Resources utilization in reactive services

Let me start this post with a question. Imagine a service returning a value whose fetching from other service (e.g. database) takes 1 second (for sake of the example let’s assume it always takes 1 second):

@SpringBootApplication
@RestController
public class WebApplication {

    public static void main(String[] args) {
        SpringApplication.run(WebApplication.class, args);
    }

    @GetMapping("/value")
    String fetchValue() throws InterruptedException {
        TimeUnit.SECONDS.sleep(1);
        return "42";
    }
}

How many transactions per second can we get when we hit this service with 10 concurrent users?

I know you already have an answer but let’s be a good software engineer and measure instead of guessing. Let’s run siege in benchmark mode with 10 concurrent users, each issuing 10 subsequent requests:

$ siege -b -c 10 -r 10 http://localhost:8080/value
Transactions:                100 hits
Availability:             100.00 %
Elapsed time:              10.05 secs
Data transferred:           0.00 MB
Response time:              1.00 secs
Transaction rate:           9.95 trans/sec
Throughput:                 0.00 MB/sec
Concurrency:                9.99
Successful transactions:     100
Failed transactions:           0
Longest transaction:        1.01
Shortest transaction:       1.00

We got 9.95 transactions per second, which is close to the theoretical maximum of 10 tps.

That was easy. Let’s make it a bit more interesting: how many tps will we get if we increase the number of concurrent users to 50?

$ siege -b -c 50 -r 10 http://localhost:8080/value
Transactions:                500 hits
Availability:             100.00 %
Elapsed time:              25.05 secs
Data transferred:           0.00 MB
Response time:              2.40 secs
Transaction rate:          19.96 trans/sec
Throughput:                 0.00 MB/sec
Concurrency:               47.87
Successful transactions:     500
Failed transactions:           0
Longest transaction:        3.01
Shortest transaction:       1.00

WAT? It’s not even near to 50 tps. How is that even possible? Well let me share you a secret, I have set max number of Tomcat worker threads to 20.

server.tomcat.max-threads=20

So now that we know what is the limiting factor let’s get rid of this custom worker thread limit and repeat the test with the default settings (200 worker threads in case of Tomcat 8.5):

$ siege -b -c 50 -r 10 http://localhost:8080/value
Transactions:                500 hits
Availability:             100.00 %
Elapsed time:              10.06 secs
Data transferred:           0.00 MB
Response time:              1.00 secs
Transaction rate:          49.70 trans/sec
Throughput:                 0.00 MB/sec
Concurrency:               49.95
Successful transactions:     500
Failed transactions:           0
Longest transaction:        1.01
Shortest transaction:       1.00

The actual numbers are not that interesting (yes, we went close to 50 tps) as the view of threads usage:

alt text

We start with close to 30 live threads in our service and when users’ requests hit it we quickly reach 70 live threads and keep them alive for some time after the traffic is gone just in case they could be reused.
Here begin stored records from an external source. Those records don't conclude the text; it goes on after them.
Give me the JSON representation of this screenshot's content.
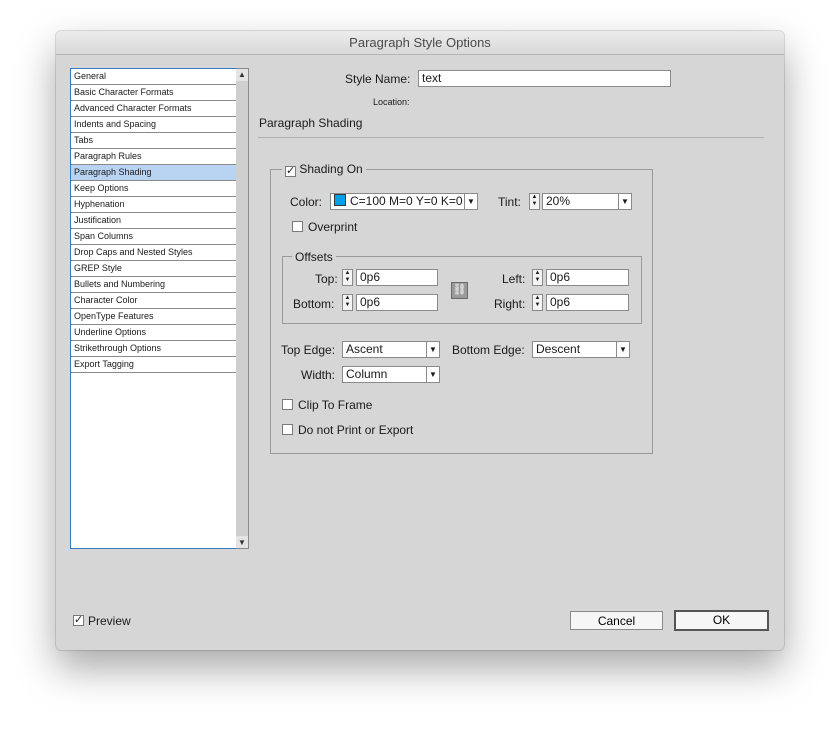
{
  "window": {
    "title": "Paragraph Style Options"
  },
  "sidebar": {
    "items": [
      {
        "label": "General"
      },
      {
        "label": "Basic Character Formats"
      },
      {
        "label": "Advanced Character Formats"
      },
      {
        "label": "Indents and Spacing"
      },
      {
        "label": "Tabs"
      },
      {
        "label": "Paragraph Rules"
      },
      {
        "label": "Paragraph Shading",
        "selected": true
      },
      {
        "label": "Keep Options"
      },
      {
        "label": "Hyphenation"
      },
      {
        "label": "Justification"
      },
      {
        "label": "Span Columns"
      },
      {
        "label": "Drop Caps and Nested Styles"
      },
      {
        "label": "GREP Style"
      },
      {
        "label": "Bullets and Numbering"
      },
      {
        "label": "Character Color"
      },
      {
        "label": "OpenType Features"
      },
      {
        "label": "Underline Options"
      },
      {
        "label": "Strikethrough Options"
      },
      {
        "label": "Export Tagging"
      }
    ]
  },
  "style": {
    "name_label": "Style Name:",
    "name_value": "text",
    "location_label": "Location:"
  },
  "section": {
    "title": "Paragraph Shading"
  },
  "shading": {
    "shading_on_label": "Shading On",
    "shading_on_checked": true,
    "color_label": "Color:",
    "color_value": "C=100 M=0 Y=0 K=0",
    "color_swatch": "#00a0e9",
    "tint_label": "Tint:",
    "tint_value": "20%",
    "overprint_label": "Overprint",
    "overprint_checked": false,
    "offsets": {
      "legend": "Offsets",
      "top_label": "Top:",
      "top_value": "0p6",
      "bottom_label": "Bottom:",
      "bottom_value": "0p6",
      "left_label": "Left:",
      "left_value": "0p6",
      "right_label": "Right:",
      "right_value": "0p6",
      "link_icon": "chain-link-icon"
    },
    "top_edge_label": "Top Edge:",
    "top_edge_value": "Ascent",
    "bottom_edge_label": "Bottom Edge:",
    "bottom_edge_value": "Descent",
    "width_label": "Width:",
    "width_value": "Column",
    "clip_label": "Clip To Frame",
    "clip_checked": false,
    "no_print_label": "Do not Print or Export",
    "no_print_checked": false
  },
  "footer": {
    "preview_label": "Preview",
    "preview_checked": true,
    "cancel_label": "Cancel",
    "ok_label": "OK"
  },
  "glyphs": {
    "check": "✓",
    "dd": "▼",
    "up": "▲",
    "down": "▼"
  }
}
Keeping in mind that we’re limited by the number of working threads we can easily tell that once we exceed that number of requests we would start queuing (can you tell what would your services do when excessive hit rate lasts for longer periods of time?).

With such a long running tasks handled that way we can easily make our service unresponsive - that’s not reactive at all, not resilient at all and not any other buzzword-capable at all and no service in 2017 should be so dull. So let’s sprinkle our service with some reactive magic by replacing old handler method with a reactive one:

@GetMapping("/value")
Mono<String> fetchValue() {
    return Mono.just("42")
        .delayElement(Duration.ofSeconds(1));
}

and using org.springframework.boot:spring-boot-starter-webflux1 dependency instead of org.springframework.boot:spring-boot-starter-web.
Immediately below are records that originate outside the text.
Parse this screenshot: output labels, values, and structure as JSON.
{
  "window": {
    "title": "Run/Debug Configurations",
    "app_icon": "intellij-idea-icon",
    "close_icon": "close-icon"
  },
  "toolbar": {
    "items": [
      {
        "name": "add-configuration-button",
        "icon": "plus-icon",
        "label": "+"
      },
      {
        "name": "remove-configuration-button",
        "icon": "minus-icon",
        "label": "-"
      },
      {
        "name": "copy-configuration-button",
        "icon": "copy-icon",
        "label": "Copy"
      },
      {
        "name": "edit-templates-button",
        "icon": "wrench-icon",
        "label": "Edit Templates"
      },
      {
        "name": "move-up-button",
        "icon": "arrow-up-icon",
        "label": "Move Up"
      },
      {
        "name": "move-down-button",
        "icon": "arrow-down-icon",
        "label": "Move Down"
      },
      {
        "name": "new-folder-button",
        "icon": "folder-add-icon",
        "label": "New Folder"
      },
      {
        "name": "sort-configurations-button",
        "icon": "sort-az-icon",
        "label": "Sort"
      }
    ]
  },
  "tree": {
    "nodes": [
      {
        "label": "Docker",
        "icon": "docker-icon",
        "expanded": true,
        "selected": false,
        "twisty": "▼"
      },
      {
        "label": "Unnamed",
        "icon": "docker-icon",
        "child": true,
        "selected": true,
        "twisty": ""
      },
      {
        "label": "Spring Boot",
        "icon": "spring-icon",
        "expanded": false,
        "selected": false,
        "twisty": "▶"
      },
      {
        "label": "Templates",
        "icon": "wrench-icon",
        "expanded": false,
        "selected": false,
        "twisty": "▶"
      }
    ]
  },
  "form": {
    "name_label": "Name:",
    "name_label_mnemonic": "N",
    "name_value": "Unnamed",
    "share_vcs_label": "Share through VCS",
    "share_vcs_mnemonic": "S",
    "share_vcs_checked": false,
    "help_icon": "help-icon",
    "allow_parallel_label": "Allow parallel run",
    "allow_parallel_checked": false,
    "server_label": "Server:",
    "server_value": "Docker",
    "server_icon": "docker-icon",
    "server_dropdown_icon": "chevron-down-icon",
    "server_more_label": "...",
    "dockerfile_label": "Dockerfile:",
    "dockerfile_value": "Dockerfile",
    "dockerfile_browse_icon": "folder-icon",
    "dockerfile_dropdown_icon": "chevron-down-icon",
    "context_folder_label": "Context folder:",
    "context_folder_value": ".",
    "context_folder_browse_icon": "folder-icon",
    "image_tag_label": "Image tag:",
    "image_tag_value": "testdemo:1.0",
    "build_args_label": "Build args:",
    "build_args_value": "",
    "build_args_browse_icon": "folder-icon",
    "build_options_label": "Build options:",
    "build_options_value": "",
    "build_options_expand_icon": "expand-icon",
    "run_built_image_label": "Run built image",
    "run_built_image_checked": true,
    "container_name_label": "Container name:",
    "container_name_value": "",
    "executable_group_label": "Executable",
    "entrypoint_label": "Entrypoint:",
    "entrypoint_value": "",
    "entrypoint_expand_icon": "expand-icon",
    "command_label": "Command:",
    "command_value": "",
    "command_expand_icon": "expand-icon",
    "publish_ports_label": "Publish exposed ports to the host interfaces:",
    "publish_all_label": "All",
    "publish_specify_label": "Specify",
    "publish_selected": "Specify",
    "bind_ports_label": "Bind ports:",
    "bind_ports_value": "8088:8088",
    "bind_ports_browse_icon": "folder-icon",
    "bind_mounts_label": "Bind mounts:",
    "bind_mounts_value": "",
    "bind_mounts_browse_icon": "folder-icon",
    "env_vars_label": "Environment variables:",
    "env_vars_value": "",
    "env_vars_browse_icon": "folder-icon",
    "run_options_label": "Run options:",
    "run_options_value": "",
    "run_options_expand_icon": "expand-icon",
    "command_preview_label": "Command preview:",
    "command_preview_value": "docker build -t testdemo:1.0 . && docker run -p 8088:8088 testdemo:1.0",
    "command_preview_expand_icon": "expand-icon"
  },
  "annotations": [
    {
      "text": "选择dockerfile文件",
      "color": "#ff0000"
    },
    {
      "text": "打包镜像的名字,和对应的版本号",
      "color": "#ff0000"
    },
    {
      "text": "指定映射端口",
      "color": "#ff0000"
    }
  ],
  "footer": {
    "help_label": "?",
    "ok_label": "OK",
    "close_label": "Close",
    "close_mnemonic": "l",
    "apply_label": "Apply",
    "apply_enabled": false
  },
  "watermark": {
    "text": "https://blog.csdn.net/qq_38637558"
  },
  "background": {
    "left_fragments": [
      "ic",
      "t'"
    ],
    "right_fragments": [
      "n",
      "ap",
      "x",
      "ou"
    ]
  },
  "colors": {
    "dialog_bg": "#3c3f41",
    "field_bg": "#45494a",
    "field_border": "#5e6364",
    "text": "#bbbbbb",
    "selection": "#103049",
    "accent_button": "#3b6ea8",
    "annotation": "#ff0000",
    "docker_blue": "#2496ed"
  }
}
With all this reactive bits and pieces in place let’s see what happens if we hit our service with 50 concurrent users:

$ siege -b -c 50 -r 10 http://localhost:8080/value
Transactions:                500 hits
Availability:             100.00 %
Elapsed time:              10.06 secs
Data transferred:           0.00 MB
Response time:              1.01 secs
Transaction rate:          49.70 trans/sec
Throughput:                 0.00 MB/sec
Concurrency:               49.99
Successful transactions:     500
Failed transactions:           0
Longest transaction:        1.02
Shortest transaction:       1.00

Almost 50 tps, same result as we had with non-reactive, plain-old Servlet-based example running on Tomcat with default 200 worker threads. It doesn’t look impressive unless you take a look at threads usage:

alt text

We start with around 20 live threads and then go up to 30 of them (number of used threads depends on the number of CPU cores you have). Not bad for handling 50 concurrent requests.
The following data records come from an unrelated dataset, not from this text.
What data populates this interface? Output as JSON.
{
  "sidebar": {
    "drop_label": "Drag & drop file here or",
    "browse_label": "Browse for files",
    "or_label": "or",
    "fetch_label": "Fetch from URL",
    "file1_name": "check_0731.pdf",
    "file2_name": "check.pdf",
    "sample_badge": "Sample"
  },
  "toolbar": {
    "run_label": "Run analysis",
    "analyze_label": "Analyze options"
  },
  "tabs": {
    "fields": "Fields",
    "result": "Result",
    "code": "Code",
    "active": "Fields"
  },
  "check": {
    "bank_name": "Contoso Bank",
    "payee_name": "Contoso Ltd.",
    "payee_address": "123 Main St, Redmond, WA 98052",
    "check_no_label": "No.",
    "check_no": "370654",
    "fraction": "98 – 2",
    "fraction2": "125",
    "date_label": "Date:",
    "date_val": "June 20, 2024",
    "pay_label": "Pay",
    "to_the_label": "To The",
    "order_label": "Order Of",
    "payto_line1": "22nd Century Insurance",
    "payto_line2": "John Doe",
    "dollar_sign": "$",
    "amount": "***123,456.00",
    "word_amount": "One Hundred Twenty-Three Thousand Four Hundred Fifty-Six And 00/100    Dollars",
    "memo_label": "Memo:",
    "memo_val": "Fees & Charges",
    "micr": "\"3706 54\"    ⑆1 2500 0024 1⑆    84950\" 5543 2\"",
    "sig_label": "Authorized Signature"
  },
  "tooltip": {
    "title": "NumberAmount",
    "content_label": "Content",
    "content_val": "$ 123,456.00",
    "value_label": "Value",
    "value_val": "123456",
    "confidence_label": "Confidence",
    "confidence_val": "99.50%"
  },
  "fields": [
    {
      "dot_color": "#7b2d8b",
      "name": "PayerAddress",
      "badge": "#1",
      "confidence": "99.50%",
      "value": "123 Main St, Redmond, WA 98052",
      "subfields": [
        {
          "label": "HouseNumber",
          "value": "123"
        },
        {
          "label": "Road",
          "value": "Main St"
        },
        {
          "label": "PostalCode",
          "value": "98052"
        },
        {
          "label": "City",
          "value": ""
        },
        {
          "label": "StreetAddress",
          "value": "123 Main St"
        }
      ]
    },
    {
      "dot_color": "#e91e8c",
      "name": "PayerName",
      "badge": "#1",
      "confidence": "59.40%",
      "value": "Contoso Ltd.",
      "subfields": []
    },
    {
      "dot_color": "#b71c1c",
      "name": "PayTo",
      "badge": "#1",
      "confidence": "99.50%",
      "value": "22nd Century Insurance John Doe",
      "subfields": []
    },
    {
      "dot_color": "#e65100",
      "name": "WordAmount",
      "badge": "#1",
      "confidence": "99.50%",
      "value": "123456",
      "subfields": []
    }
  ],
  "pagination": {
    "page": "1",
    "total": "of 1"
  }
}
Can you take a guess on how many threads will be used for handling 250 concurrent users?

alt text

It’s still the same number of threads and we were able to get close to 250 tps.

$ siege -b -c 50 -r 10 http://localhost:8080/value
Transactions:               2500 hits
Availability:             100.00 %
Elapsed time:              10.08 secs
Data transferred:           0.00 MB
Response time:              1.01 secs
Transaction rate:         248.02 trans/sec
Throughput:                 0.00 MB/sec
Concurrency:              249.44
Successful transactions:    2500
Failed transactions:           0
Longest transaction:        1.03
Shortest transaction:       1.00

Of course acheiving so good results was only possible because we were reactive all the way down the stack. Should we block on the execution thread the results would be worse than the ones from the classic Servlet-based service. Moreover we wouldn’t achieve so high tps rates with computation intensive tasks however typical services spend a lot of time blocking.

Having said that let me stress it once more, we were able to handle 250 concurrent requests with just a handful of threads. As the old Unix saying goes “less is more”.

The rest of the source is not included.